The Gratitude of Anne of Austria.
Athos found much less difficulty than he had expected in obtaining an audience of Anne of Austria. It was granted, and was to take place after her morning's "levee," at which, in accordance with his rights of birth, he was entitled to be present. A vast crowd filled the apartments of Saint Germain. Anne had never at the Louvre had so large a court; but this crowd represented chiefly the second class of nobility, while the Prince de Conti, the Duc de Beaufort and the coadjutor assembled around them the first nobility of France.
The greatest possible gayety prevailed at court. The particular characteristic of this was that more songs were made than cannons fired during its continuance. The court made songs on the Parisians and the Parisians on the court; and the casualties, though not mortal, were painful, as are all wounds inflicted by the weapon of ridicule.
In the midst of this seeming hilarity, nevertheless, people's minds were uneasy. Was Mazarin to remain the favorite and minister of the queen? Was he to be carried back by the wind which had blown him there? Every one hoped so, so that the minister felt that all around him, beneath the homage of the courtiers, lay a fund of hatred, ill disguised by fear and interest. He felt ill at ease and at a loss what to do.
Conde himself, whilst fighting for him, lost no opportunity of ridiculing, of humbling him. The queen, on whom he threw himself as sole support, seemed to him now not much to be relied upon.
When the hour appointed for the audience arrived Athos was obliged to stay until the queen, who was waited upon by a new deputation from Paris, had consulted with her minister as to the propriety and manner of receiving them. All were fully engrossed with the affairs of the day; Athos could not therefore have chosen a more inauspicious moment to speak of his friends -- poor atoms, lost in that raging whirlwind.
But Athos was a man of inflexible determination; he firmly adhered to a purpose once formed, when it seemed to him to spring from conscience and to be prompted by a sense of duty. He insisted on being introduced, saying that although he was not a deputy from Monsieur de Conti, or Monsieur de Beaufort, or Monsieur de Bouillon, or Monsieur d'Elbeuf, or the coadjutor, or Madame de Longueville, or Broussel, or the Parliament, and although he had come on his own private account, he nevertheless had things to say to her majesty of the utmost importance.
The conference being finished, the queen summoned him to her cabinet.
Athos was introduced and announced by name. It was a name that too often resounded in her majesty's ears and too often vibrated in her heart for Anne of Austria not to recognize it; yet she remained impassive, looking at him with that fixed stare which is tolerated only in women who are queens, either by the power of beauty or by the right of birth.
"It is then a service which you propose to render us, count?" asked Anne of Austria, after a moment's silence.
"Yes, madame, another service," said Athos, shocked that the queen did not seem to recognize him.
Athos had a noble heart, and made, therefore, but a poor courtier.
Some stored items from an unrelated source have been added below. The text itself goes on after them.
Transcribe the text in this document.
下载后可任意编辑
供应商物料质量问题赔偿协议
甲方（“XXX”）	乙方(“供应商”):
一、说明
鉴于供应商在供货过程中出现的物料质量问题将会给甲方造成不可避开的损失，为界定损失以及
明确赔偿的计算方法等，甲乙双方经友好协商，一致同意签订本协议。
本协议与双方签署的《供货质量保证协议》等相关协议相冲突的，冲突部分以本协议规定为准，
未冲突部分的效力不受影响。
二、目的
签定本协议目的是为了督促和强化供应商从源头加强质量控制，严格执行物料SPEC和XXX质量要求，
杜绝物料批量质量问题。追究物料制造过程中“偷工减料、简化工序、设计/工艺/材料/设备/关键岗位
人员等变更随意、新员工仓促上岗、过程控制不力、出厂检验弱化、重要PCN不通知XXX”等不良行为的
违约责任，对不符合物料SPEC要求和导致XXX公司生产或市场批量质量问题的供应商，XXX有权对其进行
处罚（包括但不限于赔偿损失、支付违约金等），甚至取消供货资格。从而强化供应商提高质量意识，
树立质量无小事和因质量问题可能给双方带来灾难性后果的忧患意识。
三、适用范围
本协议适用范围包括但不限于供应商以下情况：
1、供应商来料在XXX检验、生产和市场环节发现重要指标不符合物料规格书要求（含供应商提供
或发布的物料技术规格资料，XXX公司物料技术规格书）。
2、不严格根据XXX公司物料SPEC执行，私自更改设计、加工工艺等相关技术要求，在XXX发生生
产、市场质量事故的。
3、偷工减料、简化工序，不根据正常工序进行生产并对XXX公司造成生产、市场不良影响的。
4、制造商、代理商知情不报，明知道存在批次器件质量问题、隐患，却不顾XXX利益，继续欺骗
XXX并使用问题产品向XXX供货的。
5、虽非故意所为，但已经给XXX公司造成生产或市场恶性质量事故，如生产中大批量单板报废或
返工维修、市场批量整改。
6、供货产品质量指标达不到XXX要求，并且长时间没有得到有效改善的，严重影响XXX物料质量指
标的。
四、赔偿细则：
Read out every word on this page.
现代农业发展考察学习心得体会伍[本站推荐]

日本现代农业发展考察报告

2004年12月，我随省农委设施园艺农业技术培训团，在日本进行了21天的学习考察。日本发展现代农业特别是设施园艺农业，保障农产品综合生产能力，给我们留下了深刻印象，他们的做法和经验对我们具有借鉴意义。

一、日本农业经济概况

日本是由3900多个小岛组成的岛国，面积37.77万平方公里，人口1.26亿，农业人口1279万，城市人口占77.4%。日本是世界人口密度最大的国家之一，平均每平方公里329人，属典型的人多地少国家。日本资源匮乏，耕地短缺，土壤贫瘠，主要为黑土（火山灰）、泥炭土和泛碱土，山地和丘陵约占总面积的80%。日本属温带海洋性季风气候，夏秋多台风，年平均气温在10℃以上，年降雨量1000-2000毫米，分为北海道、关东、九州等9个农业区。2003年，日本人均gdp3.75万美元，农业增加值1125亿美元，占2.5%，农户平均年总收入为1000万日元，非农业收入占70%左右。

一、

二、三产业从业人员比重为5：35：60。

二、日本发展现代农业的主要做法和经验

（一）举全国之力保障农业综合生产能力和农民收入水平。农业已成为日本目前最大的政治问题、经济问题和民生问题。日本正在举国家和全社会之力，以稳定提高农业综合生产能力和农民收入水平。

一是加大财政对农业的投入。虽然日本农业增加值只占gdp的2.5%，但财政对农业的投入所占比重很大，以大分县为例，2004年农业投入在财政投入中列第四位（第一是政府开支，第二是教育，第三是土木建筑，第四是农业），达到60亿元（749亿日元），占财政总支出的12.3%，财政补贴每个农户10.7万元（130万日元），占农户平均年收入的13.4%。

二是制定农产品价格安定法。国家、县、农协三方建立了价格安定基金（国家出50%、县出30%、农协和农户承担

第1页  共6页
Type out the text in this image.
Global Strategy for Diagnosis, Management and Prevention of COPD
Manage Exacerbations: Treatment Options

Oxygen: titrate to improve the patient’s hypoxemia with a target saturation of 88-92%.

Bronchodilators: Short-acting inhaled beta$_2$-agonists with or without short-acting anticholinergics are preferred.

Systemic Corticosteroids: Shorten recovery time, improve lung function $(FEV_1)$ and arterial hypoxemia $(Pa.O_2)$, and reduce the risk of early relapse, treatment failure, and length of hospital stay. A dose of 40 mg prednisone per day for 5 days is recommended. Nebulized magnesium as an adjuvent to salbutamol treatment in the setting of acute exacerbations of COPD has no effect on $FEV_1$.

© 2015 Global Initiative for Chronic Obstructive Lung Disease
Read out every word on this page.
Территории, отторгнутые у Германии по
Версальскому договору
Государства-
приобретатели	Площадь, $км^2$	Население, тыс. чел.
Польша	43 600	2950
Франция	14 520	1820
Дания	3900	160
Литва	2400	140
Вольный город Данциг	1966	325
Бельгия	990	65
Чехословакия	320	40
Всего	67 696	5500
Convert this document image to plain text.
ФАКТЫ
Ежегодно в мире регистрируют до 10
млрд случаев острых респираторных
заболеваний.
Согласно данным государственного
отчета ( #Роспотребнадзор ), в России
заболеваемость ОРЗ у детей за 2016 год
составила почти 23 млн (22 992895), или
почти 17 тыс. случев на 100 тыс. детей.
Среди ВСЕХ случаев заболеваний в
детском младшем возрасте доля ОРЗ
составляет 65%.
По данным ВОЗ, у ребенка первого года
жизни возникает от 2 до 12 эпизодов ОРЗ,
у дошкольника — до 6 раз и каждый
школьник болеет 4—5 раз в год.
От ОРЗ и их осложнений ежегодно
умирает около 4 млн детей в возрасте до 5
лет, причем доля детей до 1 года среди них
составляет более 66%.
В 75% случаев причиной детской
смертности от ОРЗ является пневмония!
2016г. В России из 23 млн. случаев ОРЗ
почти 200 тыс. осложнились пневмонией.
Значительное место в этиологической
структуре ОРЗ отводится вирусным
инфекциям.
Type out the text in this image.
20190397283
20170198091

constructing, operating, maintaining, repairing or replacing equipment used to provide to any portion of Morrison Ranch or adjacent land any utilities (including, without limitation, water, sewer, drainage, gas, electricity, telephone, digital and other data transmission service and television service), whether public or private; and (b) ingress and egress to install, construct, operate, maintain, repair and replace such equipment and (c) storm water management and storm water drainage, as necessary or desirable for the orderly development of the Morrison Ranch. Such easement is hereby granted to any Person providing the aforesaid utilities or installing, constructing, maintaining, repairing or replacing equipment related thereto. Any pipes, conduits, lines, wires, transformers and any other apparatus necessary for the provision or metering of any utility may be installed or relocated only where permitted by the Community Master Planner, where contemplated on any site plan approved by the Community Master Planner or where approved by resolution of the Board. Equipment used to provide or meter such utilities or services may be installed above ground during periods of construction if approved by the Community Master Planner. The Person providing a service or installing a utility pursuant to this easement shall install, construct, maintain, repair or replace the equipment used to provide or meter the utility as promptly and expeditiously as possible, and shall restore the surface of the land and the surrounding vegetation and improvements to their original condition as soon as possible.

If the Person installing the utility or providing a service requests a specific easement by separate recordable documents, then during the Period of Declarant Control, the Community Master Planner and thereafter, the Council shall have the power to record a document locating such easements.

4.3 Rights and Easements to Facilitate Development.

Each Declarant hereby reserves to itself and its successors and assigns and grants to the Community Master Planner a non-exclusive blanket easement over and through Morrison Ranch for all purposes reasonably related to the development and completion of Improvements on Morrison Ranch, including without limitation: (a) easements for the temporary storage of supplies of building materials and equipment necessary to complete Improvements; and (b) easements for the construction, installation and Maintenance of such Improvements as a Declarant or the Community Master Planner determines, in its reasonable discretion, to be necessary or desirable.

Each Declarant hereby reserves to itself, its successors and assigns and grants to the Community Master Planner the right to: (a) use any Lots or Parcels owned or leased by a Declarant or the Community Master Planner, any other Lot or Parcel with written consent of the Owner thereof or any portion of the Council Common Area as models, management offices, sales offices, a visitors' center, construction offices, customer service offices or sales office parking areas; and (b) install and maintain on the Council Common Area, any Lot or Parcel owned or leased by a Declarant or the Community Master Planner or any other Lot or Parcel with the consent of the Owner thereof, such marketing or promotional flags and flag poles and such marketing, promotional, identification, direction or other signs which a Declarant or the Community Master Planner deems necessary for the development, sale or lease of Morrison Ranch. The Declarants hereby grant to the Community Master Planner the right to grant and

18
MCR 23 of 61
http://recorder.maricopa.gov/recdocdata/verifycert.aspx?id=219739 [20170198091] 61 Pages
Anne frowned. Mazarin, who was sitting at a table folding up papers, as if he had only been a secretary of state, looked up.
"Speak," said the queen.
Mazarin turned again to his papers.
"Madame," resumed Athos, "two of my friends, named D'Artagnan and Monsieur du Vallon, sent to England by the cardinal, suddenly disappeared when they set foot on the shores of France; no one knows what has become of them."
"Well?" said the queen.
"I address myself, therefore, first to the benevolence of your majesty, that I may know what has become of my friends, reserving to myself, if necessary, the right of appealing hereafter to your justice."
"Sir," replied Anne, with a degree of haughtiness which to certain persons became impertinence, "this is the reason that you trouble me in the midst of so many absorbing concerns! an affair for the police! Well, sir, you ought to know that we no longer have a police, since we are no longer at Paris."
"I think your majesty will have no need to apply to the police to know where my friends are, but that if you will deign to interrogate the cardinal he can reply without any further inquiry than into his own recollections."